December 31st. New Year’s Eve. My last night in Japan—and the last night of 2022! I made plans with Midori and so knew we were in store for one last exceptional meal. Tonkatsu was what she managed a reservation for. Again, like the tempura and yakitori restaurants, it was exclusively counter seating; but this time we were going to be eating breaded pork cutlets (aka Tonkatsu). This famous pork dish was all this restaurant served. Staying true to Japanese culture—where they take any profession very seriously and become masters in their trade/craft—this place was no exception to Japan’s respect for craftsmanship, specialization, and delicious food. 

The menu, which is printed weekly, had four columns. In each column a different pork breed was listed, with information on the farms where they were raised. For our meal, we enjoyed a combo plate of two different types. A one inch thick loin piece (less marble), and a very tender marbled strip of pork. Each slice was utter heaven—the marbled white meat dissolved in your mouth almost instantly. Each cut included corresponding salts to go with it, and featured a pairing of mustard and shaved cabbage. For me, this meal was definitely a favorite. After a few samples of different sakes, we were ready to seek out a few bars. We wandered through the streets of Japan and ended the trip the way it began: taking in a beautiful view of the city on a hotel rooftop, sipping sparkling sake, filled with nothing but gratitude. 
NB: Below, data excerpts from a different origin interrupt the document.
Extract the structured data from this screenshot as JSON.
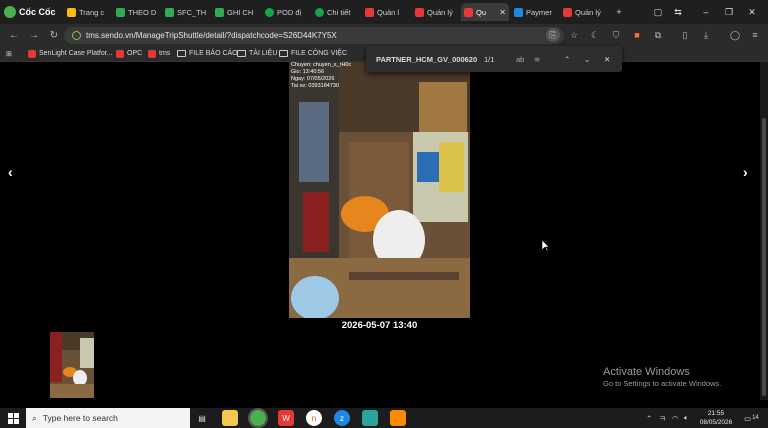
{
  "browser": {
    "brand": "Cốc Cốc",
    "tabs": [
      {
        "title": "Trang c",
        "color": "#fbbc05"
      },
      {
        "title": "THEO D",
        "color": "#34a853"
      },
      {
        "title": "SFC_TH",
        "color": "#34a853"
      },
      {
        "title": "GHI CH",
        "color": "#34a853"
      },
      {
        "title": "POD đị",
        "color": "#16a34a"
      },
      {
        "title": "Chi tiết",
        "color": "#16a34a"
      },
      {
        "title": "Quản l",
        "color": "#e53935"
      },
      {
        "title": "Quản lý",
        "color": "#e53935"
      },
      {
        "title": "Qu",
        "color": "#e53935"
      },
      {
        "title": "Paymer",
        "color": "#1e88e5"
      },
      {
        "title": "Quản lý",
        "color": "#e53935"
      }
    ],
    "new_tab": "+",
    "url": "tms.sendo.vn/ManageTripShuttle/detail/?dispatchcode=S26D44K7Y5X",
    "bookmarks": [
      {
        "label": "SenLight Case Platfor...",
        "kind": "site",
        "color": "#e53935"
      },
      {
        "label": "OPC",
        "kind": "site",
        "color": "#e53935"
      },
      {
        "label": "tms",
        "kind": "site",
        "color": "#e53935"
      },
      {
        "label": "FILE BÁO CÁO",
        "kind": "folder"
      },
      {
        "label": "TÀI LIỆU",
        "kind": "folder"
      },
      {
        "label": "FILE CÔNG VIỆC",
        "kind": "folder"
      }
    ],
    "find": {
      "query": "PARTNER_HCM_GV_000620",
      "count": "1/1"
    }
  },
  "viewer": {
    "prev_arrow": "‹",
    "next_arrow": "›",
    "photo_overlay": [
      "Chuyen: chuyen_s_rH0c",
      "Gio: 13:40:56",
      "Ngay: 07/05/2026",
      "Tai xe: 0393184730"
    ],
    "caption": "2026-05-07 13:40"
  },
  "watermark": {
    "title": "Activate Windows",
    "subtitle": "Go to Settings to activate Windows."
  },
  "taskbar": {
    "search_placeholder": "Type here to search",
    "time": "21:55",
    "date": "08/05/2026",
    "notification_count": "14"
  },
  "colors": {
    "accent": "#4caf50",
    "tab_active": "#3a3a3a",
    "toolbar": "#2b2b2b"
  }
}
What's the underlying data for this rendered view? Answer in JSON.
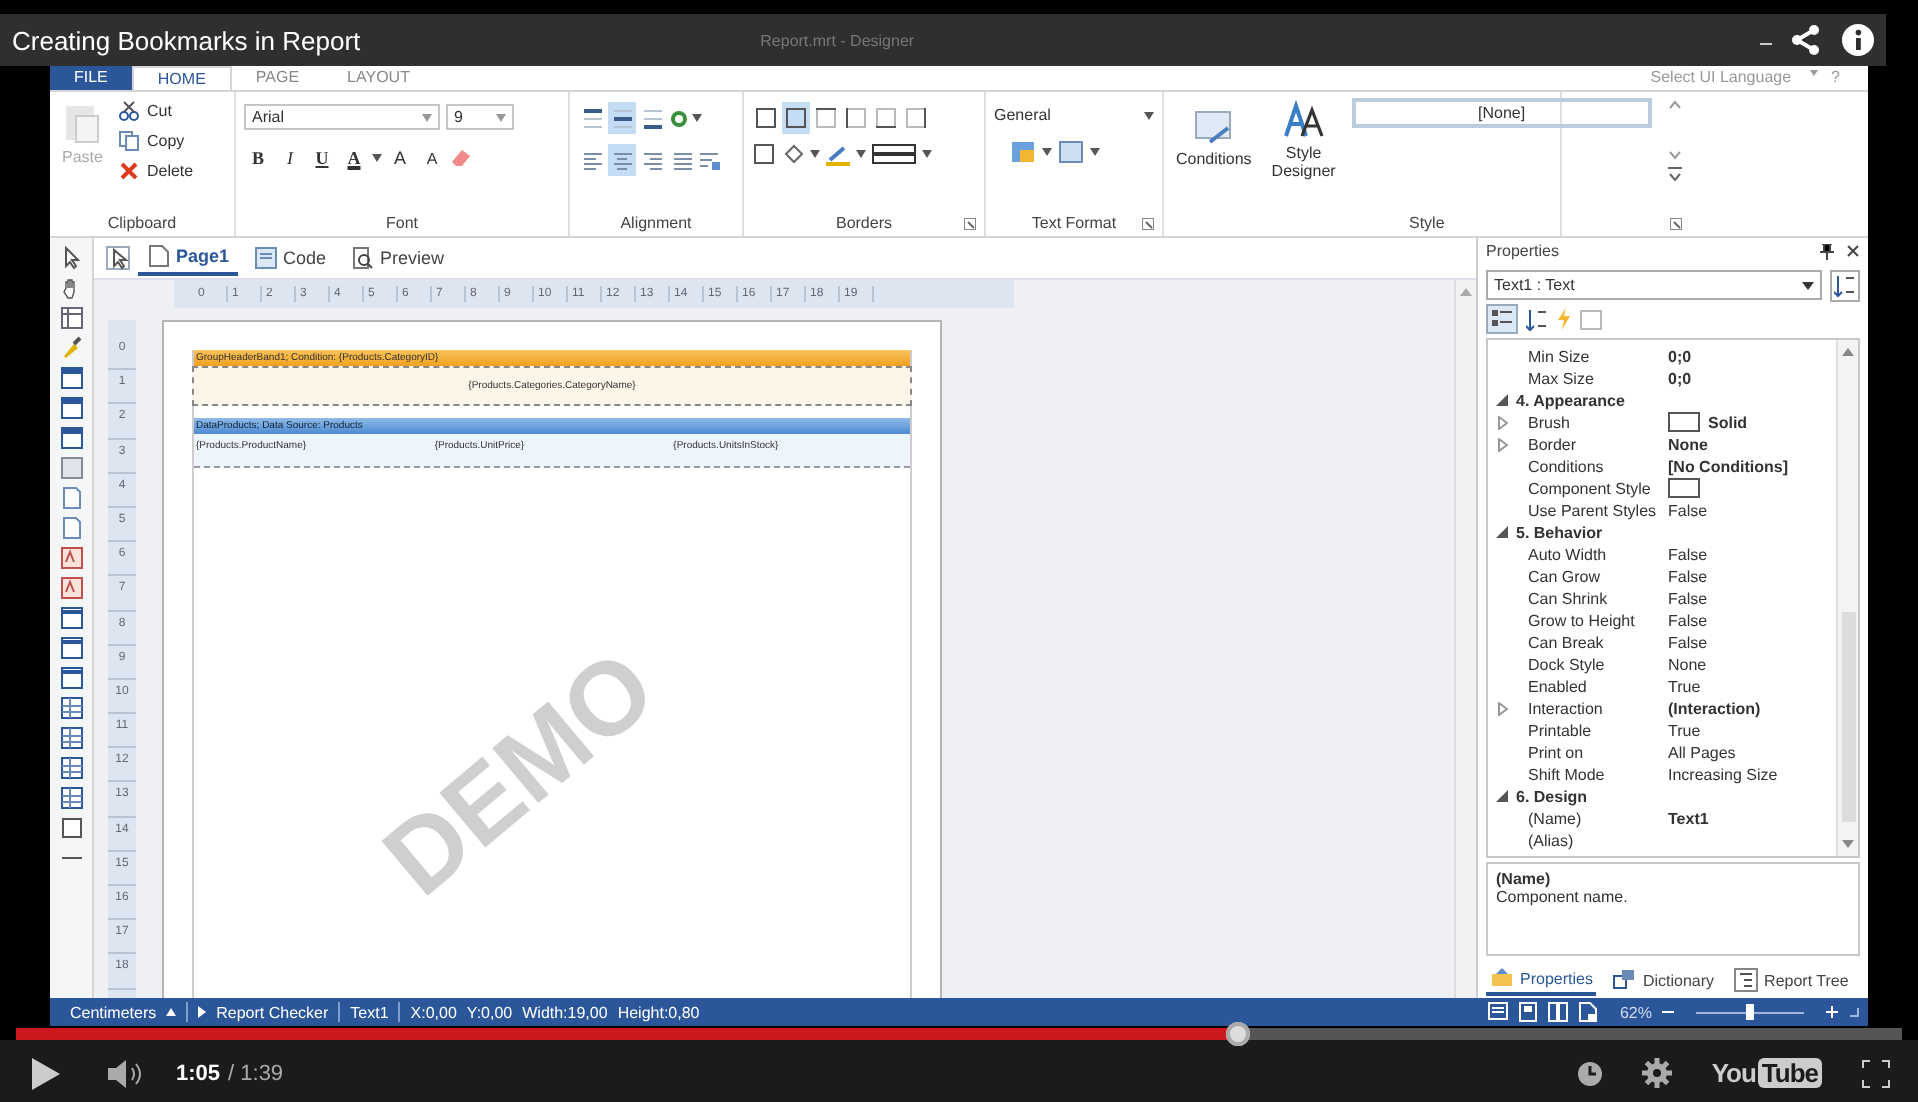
{
  "player": {
    "video_title": "Creating Bookmarks in Report",
    "progress": {
      "level": 0.648
    },
    "current_time": "1:05",
    "duration": "/ 1:39",
    "logo": {
      "you": "You",
      "tube": "Tube"
    }
  },
  "designer": {
    "window_title": "Report.mrt - Designer",
    "ribbon_tabs": [
      {
        "label": "FILE",
        "kind": "file",
        "selected": false
      },
      {
        "label": "HOME",
        "kind": "tab",
        "selected": true
      },
      {
        "label": "PAGE",
        "kind": "tab",
        "selected": false
      },
      {
        "label": "LAYOUT",
        "kind": "tab",
        "selected": false
      }
    ],
    "ui_language": "Select UI Language",
    "help": "?",
    "clipboard": {
      "label": "Clipboard",
      "paste": {
        "label": "Paste",
        "disabled": true
      },
      "cut": "Cut",
      "copy": "Copy",
      "delete": "Delete"
    },
    "font": {
      "label": "Font",
      "name": "Arial",
      "size": "9",
      "buttons": [
        {
          "label": "B",
          "kind": "bold"
        },
        {
          "label": "I",
          "kind": "italic"
        },
        {
          "label": "U",
          "kind": "underline"
        },
        {
          "label": "A",
          "kind": "color"
        },
        {
          "label": "A",
          "kind": "grow"
        },
        {
          "label": "A",
          "kind": "shrink"
        }
      ]
    },
    "alignment": {
      "label": "Alignment",
      "vertical": [
        {
          "selected": false
        },
        {
          "selected": true
        },
        {
          "selected": false
        }
      ],
      "horizontal": [
        {
          "selected": false
        },
        {
          "selected": true
        },
        {
          "selected": false
        },
        {
          "selected": false
        }
      ]
    },
    "borders": {
      "label": "Borders",
      "sides": [
        {
          "selected": false
        },
        {
          "selected": true
        },
        {
          "selected": false
        },
        {
          "selected": false
        },
        {
          "selected": false
        },
        {
          "selected": false
        }
      ]
    },
    "text_format": {
      "label": "Text Format",
      "format": "General"
    },
    "style": {
      "label": "Style",
      "conditions": "Conditions",
      "style_designer": "Style Designer",
      "current": "[None]"
    },
    "view_tabs": [
      {
        "label": "Page1",
        "selected": true
      },
      {
        "label": "Code",
        "selected": false
      },
      {
        "label": "Preview",
        "selected": false
      }
    ],
    "ruler": {
      "horizontal": [
        "0",
        "1",
        "2",
        "3",
        "4",
        "5",
        "6",
        "7",
        "8",
        "9",
        "10",
        "11",
        "12",
        "13",
        "14",
        "15",
        "16",
        "17",
        "18",
        "19"
      ],
      "vertical": [
        "0",
        "1",
        "2",
        "3",
        "4",
        "5",
        "6",
        "7",
        "8",
        "9",
        "10",
        "11",
        "12",
        "13",
        "14",
        "15",
        "16",
        "17",
        "18"
      ]
    },
    "report": {
      "group_header": "GroupHeaderBand1;  Condition: {Products.CategoryID}",
      "header_text": "{Products.Categories.CategoryName}",
      "data_band": "DataProducts; Data Source: Products",
      "cells": [
        "{Products.ProductName}",
        "{Products.UnitPrice}",
        "{Products.UnitsInStock}"
      ],
      "watermark": "DEMO"
    },
    "properties": {
      "title": "Properties",
      "component": "Text1 : Text",
      "rows": [
        {
          "kind": "property",
          "name": "Min Size",
          "value": "0;0",
          "bold": true
        },
        {
          "kind": "property",
          "name": "Max Size",
          "value": "0;0",
          "bold": true
        },
        {
          "kind": "category",
          "name": "4. Appearance",
          "expanded": true,
          "children": [
            {
              "kind": "property",
              "name": "Brush",
              "value": "Solid",
              "bold": true,
              "swatch": true,
              "expanded": false
            },
            {
              "kind": "property",
              "name": "Border",
              "value": "None",
              "bold": true,
              "expanded": false
            },
            {
              "kind": "property",
              "name": "Conditions",
              "value": "[No Conditions]",
              "bold": true
            },
            {
              "kind": "property",
              "name": "Component Style",
              "swatch": true
            },
            {
              "kind": "property",
              "name": "Use Parent Styles",
              "value": "False",
              "bold": false
            }
          ]
        },
        {
          "kind": "category",
          "name": "5. Behavior",
          "expanded": true,
          "children": [
            {
              "kind": "property",
              "name": "Auto Width",
              "value": "False",
              "bold": false
            },
            {
              "kind": "property",
              "name": "Can Grow",
              "value": "False",
              "bold": false
            },
            {
              "kind": "property",
              "name": "Can Shrink",
              "value": "False",
              "bold": false
            },
            {
              "kind": "property",
              "name": "Grow to Height",
              "value": "False",
              "bold": false
            },
            {
              "kind": "property",
              "name": "Can Break",
              "value": "False",
              "bold": false
            },
            {
              "kind": "property",
              "name": "Dock Style",
              "value": "None",
              "bold": false
            },
            {
              "kind": "property",
              "name": "Enabled",
              "value": "True",
              "bold": false
            },
            {
              "kind": "property",
              "name": "Interaction",
              "value": "(Interaction)",
              "bold": true,
              "expanded": false
            },
            {
              "kind": "property",
              "name": "Printable",
              "value": "True",
              "bold": false
            },
            {
              "kind": "property",
              "name": "Print on",
              "value": "All Pages",
              "bold": false
            },
            {
              "kind": "property",
              "name": "Shift Mode",
              "value": "Increasing Size",
              "bold": false
            }
          ]
        },
        {
          "kind": "category",
          "name": "6. Design",
          "expanded": true,
          "children": [
            {
              "kind": "property",
              "name": "(Name)",
              "value": "Text1",
              "bold": true
            },
            {
              "kind": "property",
              "name": "(Alias)"
            }
          ]
        }
      ],
      "description_title": "(Name)",
      "description": "Component name.",
      "tabs": [
        {
          "label": "Properties",
          "selected": true
        },
        {
          "label": "Dictionary",
          "selected": false
        },
        {
          "label": "Report Tree",
          "selected": false
        }
      ]
    },
    "status_bar": {
      "units": "Centimeters",
      "report_checker": "Report Checker",
      "component": "Text1",
      "x": "X:0,00",
      "y": "Y:0,00",
      "width": "Width:19,00",
      "height": "Height:0,80",
      "zoom": "62%",
      "zoom_slider": {
        "level": 0.5
      }
    }
  }
}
I loved visiting Japan and had an absolute blast. Tokyo is a vast, magnificent city that I can best describe as dense—yet detailed. Everything from the food, to the architecture, to the smallest, seemingly insignificant urban detail, they all seemed to work together in harmony (even with 14 million people running around—oops walking…no running please). And I can’t wait to plan my second trip to this incredible country.